Rupee falls 12 paisas on dollar demand for import payment

Pakistan Rupee

The Pakistani rupee experienced a slight decline against the US dollar on Friday, falling by 12 paisas due to increased demand for import and corporate payments. The rupee closed at Rs163.84 to the dollar in the interbank foreign exchange market, down from the previous day’s closing of Rs163.72.

Currency experts attributed the pressure on the rupee to heightened demand from importers and corporate buyers, who were making advance dollar payments on the last trading day of the week. This uptick in demand created a temporary strain on the local currency, leading to its depreciation.

Despite this setback, experts remain optimistic about the rupee’s performance in the coming week. They pointed to substantial inflows from export receipts and workers’ remittances, which are expected to provide support to the local currency. These inflows are crucial for maintaining the rupee’s value amidst the ongoing fluctuations in the foreign exchange market.

Analysts explained that the demand for the dollar typically increases towards the end of the week as businesses prepare to settle international transactions. This pattern was evident in the market’s behavior on Friday, with importers and corporate entities seeking to fulfill their financial obligations.

The rupee’s performance has been influenced by various factors, including the balance of trade, foreign investment, and remittances from overseas Pakistanis.
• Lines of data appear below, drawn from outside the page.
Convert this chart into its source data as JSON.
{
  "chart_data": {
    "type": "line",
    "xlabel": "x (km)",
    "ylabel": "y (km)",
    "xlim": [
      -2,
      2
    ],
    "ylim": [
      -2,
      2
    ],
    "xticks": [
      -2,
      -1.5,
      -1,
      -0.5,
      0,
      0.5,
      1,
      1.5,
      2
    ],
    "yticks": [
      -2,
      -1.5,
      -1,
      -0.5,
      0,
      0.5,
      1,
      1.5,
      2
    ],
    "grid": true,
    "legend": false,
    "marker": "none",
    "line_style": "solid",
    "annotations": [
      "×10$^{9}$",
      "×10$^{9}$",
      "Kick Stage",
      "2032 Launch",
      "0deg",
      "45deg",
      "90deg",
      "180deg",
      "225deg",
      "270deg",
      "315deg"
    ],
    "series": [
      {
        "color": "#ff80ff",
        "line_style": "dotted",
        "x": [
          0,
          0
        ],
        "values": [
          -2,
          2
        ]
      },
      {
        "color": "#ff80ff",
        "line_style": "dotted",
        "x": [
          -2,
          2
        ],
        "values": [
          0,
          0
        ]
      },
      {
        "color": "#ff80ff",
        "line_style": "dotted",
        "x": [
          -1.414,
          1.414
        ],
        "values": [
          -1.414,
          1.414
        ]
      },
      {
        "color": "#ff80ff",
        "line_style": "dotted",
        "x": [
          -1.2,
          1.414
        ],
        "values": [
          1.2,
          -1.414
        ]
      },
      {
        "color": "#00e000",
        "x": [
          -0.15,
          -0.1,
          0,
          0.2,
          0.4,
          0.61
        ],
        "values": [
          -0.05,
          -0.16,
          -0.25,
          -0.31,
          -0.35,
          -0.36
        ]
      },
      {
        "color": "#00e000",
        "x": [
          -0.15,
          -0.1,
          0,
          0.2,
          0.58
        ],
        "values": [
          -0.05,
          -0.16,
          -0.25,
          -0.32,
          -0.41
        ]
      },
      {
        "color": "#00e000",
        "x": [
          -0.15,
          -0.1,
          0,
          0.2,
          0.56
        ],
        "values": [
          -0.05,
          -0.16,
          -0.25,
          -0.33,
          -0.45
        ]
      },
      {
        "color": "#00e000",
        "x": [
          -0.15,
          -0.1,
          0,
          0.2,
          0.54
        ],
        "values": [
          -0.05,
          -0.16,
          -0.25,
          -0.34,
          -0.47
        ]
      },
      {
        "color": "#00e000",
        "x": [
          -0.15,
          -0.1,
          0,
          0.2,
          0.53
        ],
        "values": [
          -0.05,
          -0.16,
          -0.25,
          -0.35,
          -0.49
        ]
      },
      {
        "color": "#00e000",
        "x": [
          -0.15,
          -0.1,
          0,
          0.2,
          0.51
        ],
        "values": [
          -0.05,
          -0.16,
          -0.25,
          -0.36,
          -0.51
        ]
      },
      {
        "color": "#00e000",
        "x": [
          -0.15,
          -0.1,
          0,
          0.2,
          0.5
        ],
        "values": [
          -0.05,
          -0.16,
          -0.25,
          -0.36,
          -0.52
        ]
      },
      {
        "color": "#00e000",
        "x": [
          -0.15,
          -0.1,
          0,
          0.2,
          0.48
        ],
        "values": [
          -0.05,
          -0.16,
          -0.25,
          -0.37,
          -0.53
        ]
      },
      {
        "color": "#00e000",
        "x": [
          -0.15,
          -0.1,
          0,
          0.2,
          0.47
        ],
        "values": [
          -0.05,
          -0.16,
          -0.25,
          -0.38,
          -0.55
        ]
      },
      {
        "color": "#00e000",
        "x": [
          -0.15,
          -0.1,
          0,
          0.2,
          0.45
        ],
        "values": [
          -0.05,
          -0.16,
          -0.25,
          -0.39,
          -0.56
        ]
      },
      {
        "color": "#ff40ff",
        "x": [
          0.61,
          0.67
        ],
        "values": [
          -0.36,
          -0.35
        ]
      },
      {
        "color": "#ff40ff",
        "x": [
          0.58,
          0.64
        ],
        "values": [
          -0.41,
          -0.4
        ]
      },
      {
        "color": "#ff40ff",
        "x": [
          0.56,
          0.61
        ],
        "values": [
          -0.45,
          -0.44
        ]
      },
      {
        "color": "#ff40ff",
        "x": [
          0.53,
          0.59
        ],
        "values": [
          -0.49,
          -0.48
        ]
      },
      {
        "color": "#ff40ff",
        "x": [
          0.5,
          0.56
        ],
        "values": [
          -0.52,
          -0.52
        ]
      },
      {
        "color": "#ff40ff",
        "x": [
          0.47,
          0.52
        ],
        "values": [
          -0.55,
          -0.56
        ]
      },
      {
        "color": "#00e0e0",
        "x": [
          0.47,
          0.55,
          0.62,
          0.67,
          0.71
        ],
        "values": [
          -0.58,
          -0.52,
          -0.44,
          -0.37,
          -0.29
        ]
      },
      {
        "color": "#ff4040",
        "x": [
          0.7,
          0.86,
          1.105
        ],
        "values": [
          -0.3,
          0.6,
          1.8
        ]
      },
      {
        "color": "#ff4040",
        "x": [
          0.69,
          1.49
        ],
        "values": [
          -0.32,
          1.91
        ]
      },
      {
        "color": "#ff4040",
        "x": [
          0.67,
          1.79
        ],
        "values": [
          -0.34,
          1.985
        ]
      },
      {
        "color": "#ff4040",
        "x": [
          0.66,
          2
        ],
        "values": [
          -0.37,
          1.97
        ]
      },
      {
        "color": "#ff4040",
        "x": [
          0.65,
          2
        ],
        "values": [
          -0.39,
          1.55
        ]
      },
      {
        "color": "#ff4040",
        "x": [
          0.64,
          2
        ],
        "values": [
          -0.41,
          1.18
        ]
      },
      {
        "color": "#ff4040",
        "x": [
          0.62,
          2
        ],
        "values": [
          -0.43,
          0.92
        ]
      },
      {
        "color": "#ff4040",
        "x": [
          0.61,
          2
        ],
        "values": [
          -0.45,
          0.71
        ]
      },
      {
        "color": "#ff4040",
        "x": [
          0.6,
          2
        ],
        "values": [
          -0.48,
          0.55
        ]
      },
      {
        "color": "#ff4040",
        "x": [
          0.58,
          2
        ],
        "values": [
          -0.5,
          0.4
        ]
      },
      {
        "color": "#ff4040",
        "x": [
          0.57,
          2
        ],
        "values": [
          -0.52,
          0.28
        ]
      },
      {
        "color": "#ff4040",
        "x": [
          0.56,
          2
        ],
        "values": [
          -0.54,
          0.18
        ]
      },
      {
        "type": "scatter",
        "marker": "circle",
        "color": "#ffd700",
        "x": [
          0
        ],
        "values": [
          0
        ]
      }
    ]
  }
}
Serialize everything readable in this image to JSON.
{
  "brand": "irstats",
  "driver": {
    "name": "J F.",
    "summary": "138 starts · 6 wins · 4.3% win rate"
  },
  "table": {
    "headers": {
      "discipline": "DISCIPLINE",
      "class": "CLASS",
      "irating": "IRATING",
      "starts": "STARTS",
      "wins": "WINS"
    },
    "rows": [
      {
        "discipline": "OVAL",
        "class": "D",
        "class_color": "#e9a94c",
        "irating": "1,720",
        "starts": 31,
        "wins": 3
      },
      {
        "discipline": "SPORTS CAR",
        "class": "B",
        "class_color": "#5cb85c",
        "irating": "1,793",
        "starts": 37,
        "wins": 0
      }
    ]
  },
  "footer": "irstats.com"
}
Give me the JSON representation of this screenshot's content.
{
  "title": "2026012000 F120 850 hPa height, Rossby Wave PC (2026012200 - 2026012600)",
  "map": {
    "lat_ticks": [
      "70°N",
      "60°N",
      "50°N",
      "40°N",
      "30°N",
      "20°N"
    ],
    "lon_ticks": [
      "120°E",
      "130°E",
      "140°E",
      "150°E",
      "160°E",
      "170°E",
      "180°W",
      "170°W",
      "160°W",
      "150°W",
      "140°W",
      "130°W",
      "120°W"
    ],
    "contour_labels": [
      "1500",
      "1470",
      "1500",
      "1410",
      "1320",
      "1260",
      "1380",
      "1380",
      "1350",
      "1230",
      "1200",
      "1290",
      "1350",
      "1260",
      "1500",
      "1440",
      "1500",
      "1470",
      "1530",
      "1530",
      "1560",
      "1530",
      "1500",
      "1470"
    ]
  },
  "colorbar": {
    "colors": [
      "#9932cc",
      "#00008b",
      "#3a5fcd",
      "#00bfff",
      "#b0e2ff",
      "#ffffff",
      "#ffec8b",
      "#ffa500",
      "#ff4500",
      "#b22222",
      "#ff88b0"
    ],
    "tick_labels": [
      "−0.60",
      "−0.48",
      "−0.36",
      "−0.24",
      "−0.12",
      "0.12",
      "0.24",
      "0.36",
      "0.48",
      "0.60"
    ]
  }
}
Export receipts play a significant role in bolstering the local currency by bringing in foreign exchange, while remittances provide a steady stream of dollars that help stabilize the market.

In recent months, the Pakistani economy has faced challenges such as rising inflation, fluctuating commodity prices, and political instability. These factors have contributed to volatility in the currency market, making it essential for policymakers and financial institutions to monitor and manage exchange rates effectively.

The State Bank of Pakistan (SBP) has been active in intervening in the foreign exchange market to ensure stability. Measures such as adjusting interest rates and regulating the flow of foreign exchange have been employed to maintain the rupee’s value and support economic growth.

Looking ahead, currency experts believe that the rupee may find stability if the current trend of export receipts and remittances continues. However, they also caution that external factors, such as global economic conditions and geopolitical developments, could impact the currency’s performance.

As the new trading week approaches, market participants will be closely watching for any developments that could influence the rupee’s trajectory. The interplay between domestic economic policies and international market dynamics will be crucial in determining the local currency’s path in the near future.

In summary, while the rupee faced a minor setback on Friday due to increased demand for the dollar, the outlook remains cautiously optimistic. The anticipated inflows from exports and remittances are expected to provide much-needed support, helping to navigate the challenges of the foreign exchange market.